On April 18, 1775, Paul Revere set off on his midnight ride from Charlestown to Lexington. If he had ridden...
GMAT Problem-Solving and Data Analysis : (PS_DA) Questions
On April 18, 1775, Paul Revere set off on his midnight ride from Charlestown to Lexington. If he had ridden straight to Lexington without stopping, he would have traveled 11 miles in 26 minutes. In such a ride, what would the average speed of his horse have been, to the nearest tenth of a mile per hour?
1. TRANSLATE the problem information
- Given information:
- Distance: 11 miles
- Time: 26 minutes
- Find: average speed in miles per hour
2. INFER the approach
- We need the average speed formula: \(\mathrm{speed = distance \div time}\)

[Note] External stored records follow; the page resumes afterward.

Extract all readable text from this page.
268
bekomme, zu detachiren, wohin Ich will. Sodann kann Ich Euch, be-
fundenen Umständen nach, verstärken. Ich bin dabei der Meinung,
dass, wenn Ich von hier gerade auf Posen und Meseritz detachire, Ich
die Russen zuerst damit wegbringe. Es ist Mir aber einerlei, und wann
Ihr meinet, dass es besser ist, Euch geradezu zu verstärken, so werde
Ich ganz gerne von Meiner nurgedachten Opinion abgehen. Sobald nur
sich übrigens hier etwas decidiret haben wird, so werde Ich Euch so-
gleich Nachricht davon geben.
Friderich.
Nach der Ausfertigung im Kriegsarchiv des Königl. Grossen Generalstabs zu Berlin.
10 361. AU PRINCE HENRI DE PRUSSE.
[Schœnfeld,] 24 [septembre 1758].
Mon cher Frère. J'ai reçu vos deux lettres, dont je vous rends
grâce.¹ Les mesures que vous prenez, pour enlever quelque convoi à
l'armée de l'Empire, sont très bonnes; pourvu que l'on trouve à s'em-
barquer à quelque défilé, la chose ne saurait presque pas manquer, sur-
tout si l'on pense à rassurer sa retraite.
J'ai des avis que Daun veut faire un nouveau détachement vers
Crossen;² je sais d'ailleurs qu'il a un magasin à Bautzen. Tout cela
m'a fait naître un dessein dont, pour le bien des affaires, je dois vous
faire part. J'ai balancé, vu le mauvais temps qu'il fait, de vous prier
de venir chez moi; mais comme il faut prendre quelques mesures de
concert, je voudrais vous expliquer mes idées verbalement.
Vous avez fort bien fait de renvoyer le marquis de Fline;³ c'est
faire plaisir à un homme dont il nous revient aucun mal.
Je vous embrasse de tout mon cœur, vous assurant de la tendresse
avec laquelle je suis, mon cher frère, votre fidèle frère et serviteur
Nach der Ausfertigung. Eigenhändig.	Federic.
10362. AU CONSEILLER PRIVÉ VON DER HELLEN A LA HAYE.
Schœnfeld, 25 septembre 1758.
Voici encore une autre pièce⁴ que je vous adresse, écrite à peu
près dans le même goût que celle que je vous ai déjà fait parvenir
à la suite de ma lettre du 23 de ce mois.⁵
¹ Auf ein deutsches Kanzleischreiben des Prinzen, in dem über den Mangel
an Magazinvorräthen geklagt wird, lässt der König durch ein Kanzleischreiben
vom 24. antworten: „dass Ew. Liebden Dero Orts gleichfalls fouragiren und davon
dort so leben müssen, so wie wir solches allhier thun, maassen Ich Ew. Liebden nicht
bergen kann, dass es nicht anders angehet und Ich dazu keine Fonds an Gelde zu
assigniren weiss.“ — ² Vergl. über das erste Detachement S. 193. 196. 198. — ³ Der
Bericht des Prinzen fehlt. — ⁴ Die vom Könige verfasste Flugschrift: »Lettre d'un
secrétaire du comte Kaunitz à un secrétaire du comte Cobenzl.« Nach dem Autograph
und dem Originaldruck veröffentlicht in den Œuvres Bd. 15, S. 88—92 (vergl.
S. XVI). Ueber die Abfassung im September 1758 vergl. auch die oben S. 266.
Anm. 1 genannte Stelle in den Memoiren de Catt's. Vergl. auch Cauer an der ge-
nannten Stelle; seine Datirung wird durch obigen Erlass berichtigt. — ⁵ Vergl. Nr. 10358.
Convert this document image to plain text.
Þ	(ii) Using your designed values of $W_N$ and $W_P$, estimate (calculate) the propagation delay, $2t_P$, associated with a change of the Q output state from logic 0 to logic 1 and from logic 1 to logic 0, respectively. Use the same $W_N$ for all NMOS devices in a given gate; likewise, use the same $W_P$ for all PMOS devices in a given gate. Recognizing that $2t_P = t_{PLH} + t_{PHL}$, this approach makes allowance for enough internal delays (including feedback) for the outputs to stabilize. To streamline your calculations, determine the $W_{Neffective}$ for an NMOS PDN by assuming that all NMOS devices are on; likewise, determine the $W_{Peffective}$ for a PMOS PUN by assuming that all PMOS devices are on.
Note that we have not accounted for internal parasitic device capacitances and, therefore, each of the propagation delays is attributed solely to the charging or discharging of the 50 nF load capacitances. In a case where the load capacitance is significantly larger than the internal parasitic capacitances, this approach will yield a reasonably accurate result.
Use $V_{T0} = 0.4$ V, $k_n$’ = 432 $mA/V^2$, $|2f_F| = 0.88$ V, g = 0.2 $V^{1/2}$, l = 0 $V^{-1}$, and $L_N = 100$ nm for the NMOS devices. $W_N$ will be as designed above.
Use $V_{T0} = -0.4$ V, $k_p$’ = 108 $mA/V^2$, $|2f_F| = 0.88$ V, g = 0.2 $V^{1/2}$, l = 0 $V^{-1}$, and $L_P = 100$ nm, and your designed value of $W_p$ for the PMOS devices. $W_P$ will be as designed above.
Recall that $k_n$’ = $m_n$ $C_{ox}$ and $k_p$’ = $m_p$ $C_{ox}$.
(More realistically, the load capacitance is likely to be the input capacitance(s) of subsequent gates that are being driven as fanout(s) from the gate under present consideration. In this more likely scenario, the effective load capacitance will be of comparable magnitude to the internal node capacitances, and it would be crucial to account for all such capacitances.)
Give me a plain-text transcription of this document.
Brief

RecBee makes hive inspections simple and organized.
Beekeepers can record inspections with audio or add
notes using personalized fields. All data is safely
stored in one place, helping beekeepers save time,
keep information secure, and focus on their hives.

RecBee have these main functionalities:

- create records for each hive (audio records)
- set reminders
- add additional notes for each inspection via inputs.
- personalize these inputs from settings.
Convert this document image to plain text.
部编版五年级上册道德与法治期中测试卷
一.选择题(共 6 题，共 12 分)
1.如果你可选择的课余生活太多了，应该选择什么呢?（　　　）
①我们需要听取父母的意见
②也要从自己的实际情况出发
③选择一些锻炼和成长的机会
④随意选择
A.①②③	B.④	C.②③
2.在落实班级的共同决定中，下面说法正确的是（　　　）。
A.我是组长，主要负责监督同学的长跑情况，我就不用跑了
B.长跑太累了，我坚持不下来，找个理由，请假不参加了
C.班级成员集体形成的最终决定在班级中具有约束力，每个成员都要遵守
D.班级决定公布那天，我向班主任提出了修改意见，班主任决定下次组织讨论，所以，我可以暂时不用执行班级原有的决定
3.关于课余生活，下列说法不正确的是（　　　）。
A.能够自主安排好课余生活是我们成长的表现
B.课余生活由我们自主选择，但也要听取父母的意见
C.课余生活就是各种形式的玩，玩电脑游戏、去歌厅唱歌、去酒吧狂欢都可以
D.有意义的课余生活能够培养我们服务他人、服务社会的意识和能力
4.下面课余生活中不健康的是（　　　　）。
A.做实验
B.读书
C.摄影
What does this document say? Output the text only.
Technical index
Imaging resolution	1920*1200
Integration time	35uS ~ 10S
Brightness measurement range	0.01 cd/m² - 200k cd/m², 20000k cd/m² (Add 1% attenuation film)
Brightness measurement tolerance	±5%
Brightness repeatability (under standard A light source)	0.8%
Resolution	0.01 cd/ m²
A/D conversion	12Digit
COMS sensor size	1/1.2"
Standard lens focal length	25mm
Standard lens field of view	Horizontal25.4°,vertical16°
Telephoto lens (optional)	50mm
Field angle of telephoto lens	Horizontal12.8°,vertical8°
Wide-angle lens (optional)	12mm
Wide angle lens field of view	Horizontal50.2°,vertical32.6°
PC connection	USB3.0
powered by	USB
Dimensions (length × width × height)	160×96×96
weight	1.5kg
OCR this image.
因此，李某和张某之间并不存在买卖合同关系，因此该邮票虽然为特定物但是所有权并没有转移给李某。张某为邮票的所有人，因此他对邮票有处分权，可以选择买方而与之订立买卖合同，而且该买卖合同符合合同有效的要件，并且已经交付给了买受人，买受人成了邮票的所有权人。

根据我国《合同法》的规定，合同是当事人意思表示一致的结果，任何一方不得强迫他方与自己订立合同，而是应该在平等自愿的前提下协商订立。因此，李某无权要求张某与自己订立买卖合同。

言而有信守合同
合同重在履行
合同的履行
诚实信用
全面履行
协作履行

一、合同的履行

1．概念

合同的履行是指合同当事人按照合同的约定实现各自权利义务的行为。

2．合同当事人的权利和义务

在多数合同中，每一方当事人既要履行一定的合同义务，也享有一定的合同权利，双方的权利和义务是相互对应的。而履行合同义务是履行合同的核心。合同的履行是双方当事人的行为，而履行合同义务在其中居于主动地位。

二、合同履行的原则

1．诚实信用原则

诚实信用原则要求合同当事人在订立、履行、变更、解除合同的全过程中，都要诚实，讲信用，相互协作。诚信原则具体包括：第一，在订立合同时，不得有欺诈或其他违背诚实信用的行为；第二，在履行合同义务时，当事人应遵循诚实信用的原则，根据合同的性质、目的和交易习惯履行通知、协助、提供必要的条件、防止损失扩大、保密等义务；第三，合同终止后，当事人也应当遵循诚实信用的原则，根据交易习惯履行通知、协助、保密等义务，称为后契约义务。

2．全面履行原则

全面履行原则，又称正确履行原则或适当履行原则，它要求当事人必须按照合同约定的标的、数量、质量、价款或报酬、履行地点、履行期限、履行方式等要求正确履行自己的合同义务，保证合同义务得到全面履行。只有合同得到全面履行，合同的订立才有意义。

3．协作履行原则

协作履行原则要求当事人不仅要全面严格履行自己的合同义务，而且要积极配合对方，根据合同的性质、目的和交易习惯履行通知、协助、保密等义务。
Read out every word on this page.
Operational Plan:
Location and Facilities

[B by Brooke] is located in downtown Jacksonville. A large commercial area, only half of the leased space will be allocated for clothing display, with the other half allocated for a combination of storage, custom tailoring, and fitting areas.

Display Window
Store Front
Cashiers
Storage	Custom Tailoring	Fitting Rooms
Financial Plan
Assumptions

- But there's a unit mismatch: we have minutes but need miles per hour
- Strategy: First find speed in miles per minute, then convert to miles per hour
3. SIMPLIFY to find speed in miles per minute
- Average speed = \(\mathrm{11\, miles \div 26\, minutes = 11/26}\) miles per minute
4. INFER the unit conversion needed
- To convert miles per minute to miles per hour, multiply by 60 (since \(\mathrm{60\, minutes = 1\, hour}\))
- This gives us: \(\mathrm{(11/26) \times 60}\) miles per hour
5. SIMPLIFY the calculation
- \(\mathrm{(11/26) \times 60 = (11 \times 60)/26 = 660/26}\)
- Calculate: \(\mathrm{660 \div 26 = 25.384615...}\) (use calculator)
- Round to nearest tenth: 25.4 miles per hour
Answer: 25.4
Why Students Usually Falter on This Problem
Most Common Error Path:
Weak INFER skill: Students calculate \(\mathrm{11 \div 26 = 0.423...}\) and think this is the final answer, forgetting that the question asks for miles per hour, not miles per minute.
They see a small decimal like 0.42 and either select it as-is or get confused because it doesn't match typical speeds they expect for a horse. This leads to confusion and guessing.
Second Most Common Error:
Poor unit conversion execution: Students recognize they need to convert but make calculation errors, such as dividing by 60 instead of multiplying by 60, or incorrectly computing \(\mathrm{660 \div 26}\).
This may lead them to get an answer like 4.2 mph (if they divided by 60) or other incorrect values from calculation mistakes.
The Bottom Line:
This problem tests whether students can work systematically through a rate problem involving unit conversion. The key insight is recognizing that average speed problems always require matching the time units in the question with the time units in the given information.